While you can use either HTTPS or SSH authentication to connect your machine to your GitHub repositories, we now suggest using SSH authentication, which is a bit more secure.

In order to use the SSH cloning method above, you will need to set up a SSH token and agent on your machine. GitHub has a great overview of SSH protocol here.

To quickly get started with SSH follow the directions in the sections “Checking for existing SSH keys”, “Generate new SSH key”, and “Add a new SSH key”.

3.3 Collaborative Coding

(Note, the workflow for this is slightly different if you are working in feature branches.

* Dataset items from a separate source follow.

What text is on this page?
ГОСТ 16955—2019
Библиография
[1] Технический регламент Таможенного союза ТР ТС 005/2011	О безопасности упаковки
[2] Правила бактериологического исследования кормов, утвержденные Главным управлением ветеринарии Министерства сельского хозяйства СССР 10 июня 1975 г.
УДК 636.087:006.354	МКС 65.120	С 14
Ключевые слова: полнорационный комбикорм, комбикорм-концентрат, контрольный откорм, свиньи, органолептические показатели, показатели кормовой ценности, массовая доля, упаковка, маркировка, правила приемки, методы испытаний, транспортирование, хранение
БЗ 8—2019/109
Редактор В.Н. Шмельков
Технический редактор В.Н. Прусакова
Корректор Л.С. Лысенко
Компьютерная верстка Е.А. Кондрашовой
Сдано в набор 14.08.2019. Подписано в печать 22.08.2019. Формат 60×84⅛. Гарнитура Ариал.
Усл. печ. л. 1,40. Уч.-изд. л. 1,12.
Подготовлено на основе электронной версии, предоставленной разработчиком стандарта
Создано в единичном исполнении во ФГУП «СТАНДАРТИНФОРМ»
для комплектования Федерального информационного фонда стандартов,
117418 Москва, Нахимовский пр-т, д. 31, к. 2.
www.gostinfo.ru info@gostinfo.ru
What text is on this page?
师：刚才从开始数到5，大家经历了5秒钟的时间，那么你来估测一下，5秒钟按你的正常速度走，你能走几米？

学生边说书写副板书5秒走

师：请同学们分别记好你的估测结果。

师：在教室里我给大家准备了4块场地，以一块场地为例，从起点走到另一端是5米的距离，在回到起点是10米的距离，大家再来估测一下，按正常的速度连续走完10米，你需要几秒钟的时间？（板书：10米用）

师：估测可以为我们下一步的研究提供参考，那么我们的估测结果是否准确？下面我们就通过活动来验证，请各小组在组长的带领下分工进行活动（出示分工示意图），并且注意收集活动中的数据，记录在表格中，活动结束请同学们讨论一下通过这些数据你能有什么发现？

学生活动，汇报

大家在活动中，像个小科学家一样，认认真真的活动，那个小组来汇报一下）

Please see that section if you are working in feature branches.)

  1. Always start your day by fetching upstream changes from the primary repository by typing the following in the terminal. This is part of the way we avoid merge conflicts down the road.

    git fetch upstream

  2. Work on your local repo, commit, edit, commit, edit, commit. See ‘Commit history best practices’ for advice on great commits. Commits are made in your terminal with the following commands:

    git status

    This will show you what files have changes, and which are staged for your commit.

  3. Now, stage the files for your commit.

    git add filename.ext filename2.ext

    Check to see that you’ve staged the correct files for your commit with git status It will look like this:

    If you are happy with the files listed under ‘Changes to be committed’, make a commit!

    git commit -m “insert commit message here”

  4. Push your commit history to your forked repository.

    git push origin main

  5. Submit a pull request to your internal creative partner or engage other members of your project team through a pull request. See ‘Pull Request best practices’ below for details.

    • Navigate to your forked repository.

    • Confirm that your branch is up-to-date with the upstream repo by clicking on ‘Sync fork’.

    • Then, click ‘Contribute’ and ‘Open pull request’.

  6. Craft and submit your PR!

    • Add a title and description of your pull request, making sure your PR conforms to the ‘Pull Request best practices’ recommendations. Pull request descriptions and comments are written in Markdown, so take advantage of embedding images, emojis, text blocks, etc. You can also associate specific commits and issues with markdown text using the hash ‘#’.

    • Check “Allow edits from maintainers” to allow other collaborators to make changes to your pull request and in the right hand side, assign a reviewer (in this case, your internal creative partner or whomever you’d like to engage in this pull request).

    • Click “Create Pull Request”.

  7. Internal creative partner (or engaged individuals) reviews the pull request according to ‘Pull Request Review best practices’ following the process outlined in GitHub’s How to Review Pull Requests. If no changes are required, the reviewer will merge the branch, but if any comments have been made on the pull request, leave the merging to the PR author.

3.4 Addressing merge conflicts

There are multiple ways to deal with merge conflicts. You can address them within the GitHub conflict editor. Alternatively, you can use the command-line method is described here, but this method requires some advanced skill and understanding of command line git. If you’re using VSCode, and have the ‘GitHub Pull Requests and Issues’ extension installed, this is a very user-friendly way to deal with conflicts, too.